Visual and vestibular oculomotor abnormalities are among the most frequent manifestations of polyQ-SCA. Genetic tests are widely used to screen for the abnormal repeat expansions in all polyQ-SCA genes (5). As polyQ-SCA accounts for the most common type of SCAs, combining PCR and capillary electrophoresis in targeted gene tests for SCA1, SCA2, SCA3, SCA6, SCA7 and SCA17 are generally used (3). For the patients with negative result of polyQ-SCA, whole-exome sequencing for other SCAs is used (1).
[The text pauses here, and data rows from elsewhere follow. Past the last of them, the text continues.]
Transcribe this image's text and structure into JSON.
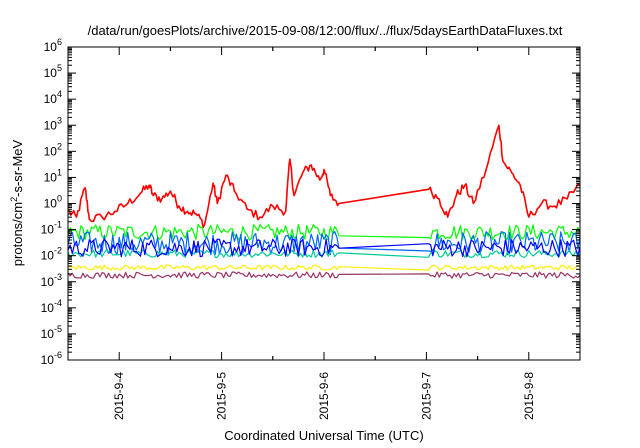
{
  "chart_data": {
    "type": "line",
    "title": "/data/run/goesPlots/archive/2015-09-08/12:00/flux/../flux/5daysEarthDataFluxes.txt",
    "xlabel": "Coordinated Universal Time (UTC)",
    "ylabel_parts": {
      "base": "protons/cm",
      "sup": "2",
      "rest": "-s-sr-MeV"
    },
    "yscale": "log",
    "ylim": [
      1e-06,
      1000000.0
    ],
    "y_ticks": [
      {
        "exp": -6
      },
      {
        "exp": -5
      },
      {
        "exp": -4
      },
      {
        "exp": -3
      },
      {
        "exp": -2
      },
      {
        "exp": -1
      },
      {
        "exp": 0
      },
      {
        "exp": 1
      },
      {
        "exp": 2
      },
      {
        "exp": 3
      },
      {
        "exp": 4
      },
      {
        "exp": 5
      },
      {
        "exp": 6
      }
    ],
    "x_range_days": [
      "2015-09-03T12:00",
      "2015-09-08T12:00"
    ],
    "x_ticks": [
      "2015-9-4",
      "2015-9-5",
      "2015-9-6",
      "2015-9-7",
      "2015-9-8"
    ],
    "data_gap": [
      "2015-09-06T03:30",
      "2015-09-07T00:30"
    ],
    "grid": false,
    "legend": "none",
    "series": [
      {
        "color": "#ff0000",
        "points": [
          [
            "2015-09-03T12:00",
            0.5
          ],
          [
            "2015-09-03T14:00",
            0.3
          ],
          [
            "2015-09-03T16:00",
            4.0
          ],
          [
            "2015-09-03T17:00",
            0.25
          ],
          [
            "2015-09-03T20:00",
            0.3
          ],
          [
            "2015-09-03T23:00",
            0.5
          ],
          [
            "2015-09-04T02:00",
            1.0
          ],
          [
            "2015-09-04T05:00",
            2.5
          ],
          [
            "2015-09-04T07:00",
            5.0
          ],
          [
            "2015-09-04T08:00",
            2.0
          ],
          [
            "2015-09-04T10:00",
            1.5
          ],
          [
            "2015-09-04T12:00",
            3.0
          ],
          [
            "2015-09-04T14:00",
            0.8
          ],
          [
            "2015-09-04T16:00",
            0.5
          ],
          [
            "2015-09-04T18:00",
            0.4
          ],
          [
            "2015-09-04T20:00",
            0.15
          ],
          [
            "2015-09-04T22:00",
            6.0
          ],
          [
            "2015-09-04T23:00",
            1.0
          ],
          [
            "2015-09-05T01:00",
            12.0
          ],
          [
            "2015-09-05T03:00",
            3.0
          ],
          [
            "2015-09-05T06:00",
            0.6
          ],
          [
            "2015-09-05T09:00",
            0.3
          ],
          [
            "2015-09-05T12:00",
            0.8
          ],
          [
            "2015-09-05T15:00",
            0.5
          ],
          [
            "2015-09-05T16:00",
            50.0
          ],
          [
            "2015-09-05T17:00",
            2.0
          ],
          [
            "2015-09-05T19:00",
            15.0
          ],
          [
            "2015-09-05T21:00",
            30.0
          ],
          [
            "2015-09-05T23:00",
            8.0
          ],
          [
            "2015-09-06T00:00",
            20.0
          ],
          [
            "2015-09-06T01:30",
            2.0
          ],
          [
            "2015-09-06T03:30",
            1.0
          ],
          [
            "2015-09-07T00:30",
            3.5
          ],
          [
            "2015-09-07T03:00",
            1.5
          ],
          [
            "2015-09-07T05:00",
            0.3
          ],
          [
            "2015-09-07T07:00",
            2.0
          ],
          [
            "2015-09-07T09:00",
            5.0
          ],
          [
            "2015-09-07T11:00",
            1.0
          ],
          [
            "2015-09-07T14:00",
            20.0
          ],
          [
            "2015-09-07T17:00",
            1000.0
          ],
          [
            "2015-09-07T18:00",
            40.0
          ],
          [
            "2015-09-07T20:00",
            15.0
          ],
          [
            "2015-09-07T22:00",
            5.0
          ],
          [
            "2015-09-08T00:00",
            0.3
          ],
          [
            "2015-09-08T03:00",
            1.0
          ],
          [
            "2015-09-08T06:00",
            0.8
          ],
          [
            "2015-09-08T09:00",
            1.5
          ],
          [
            "2015-09-08T12:00",
            5.0
          ]
        ]
      },
      {
        "color": "#00ff00",
        "level": 0.08,
        "noise": 0.3
      },
      {
        "color": "#0066ff",
        "level": 0.03,
        "noise": 0.45
      },
      {
        "color": "#00cc99",
        "level": 0.012,
        "noise": 0.15
      },
      {
        "color": "#0000ff",
        "level": 0.02,
        "noise": 0.35
      },
      {
        "color": "#ffee00",
        "level": 0.0035,
        "noise": 0.1
      },
      {
        "color": "#993366",
        "level": 0.0018,
        "noise": 0.12
      }
    ]
  }
}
Certain subtypes of polyQ-SCAs are associated with abnormal eye movements and this may be useful for the differential diagnosis of SCAs, especially when choosing the genetic testing method. For example, patients with SCA2 and SCA7 exhibit prominent saccadic slowing, while those with SCA3 and SCA6 characteristically experience occurrences of GEN and smooth pursuit deficits; therefore, patients with oculomotor abnormalities are preferentially screened for polyQ-SCAs. When considering the diagnosis of SCAs, the combination of oculomotor examination and genetic testing may achieve an improved cost-effectiveness ratio compared with genetic test alone in the diagnosis of SCAs. Advances in precise diagnostic methods for SCAs may facilitate their early diagnosis, especially for patients at the prodromal stage. For instance, oculomotor abnormalities are present in prodromal patients with SCA3, which may encourage patients to access genetic testing earlier, and subsequently participate in future promising clinical trials, such as antisense oligonucleotides therapy. In conclusion, visual oculomotor abnormalities and VOR dynamics are important phenotypes of polyQ-SCAs and may facilitate diagnosis and future clinical trials.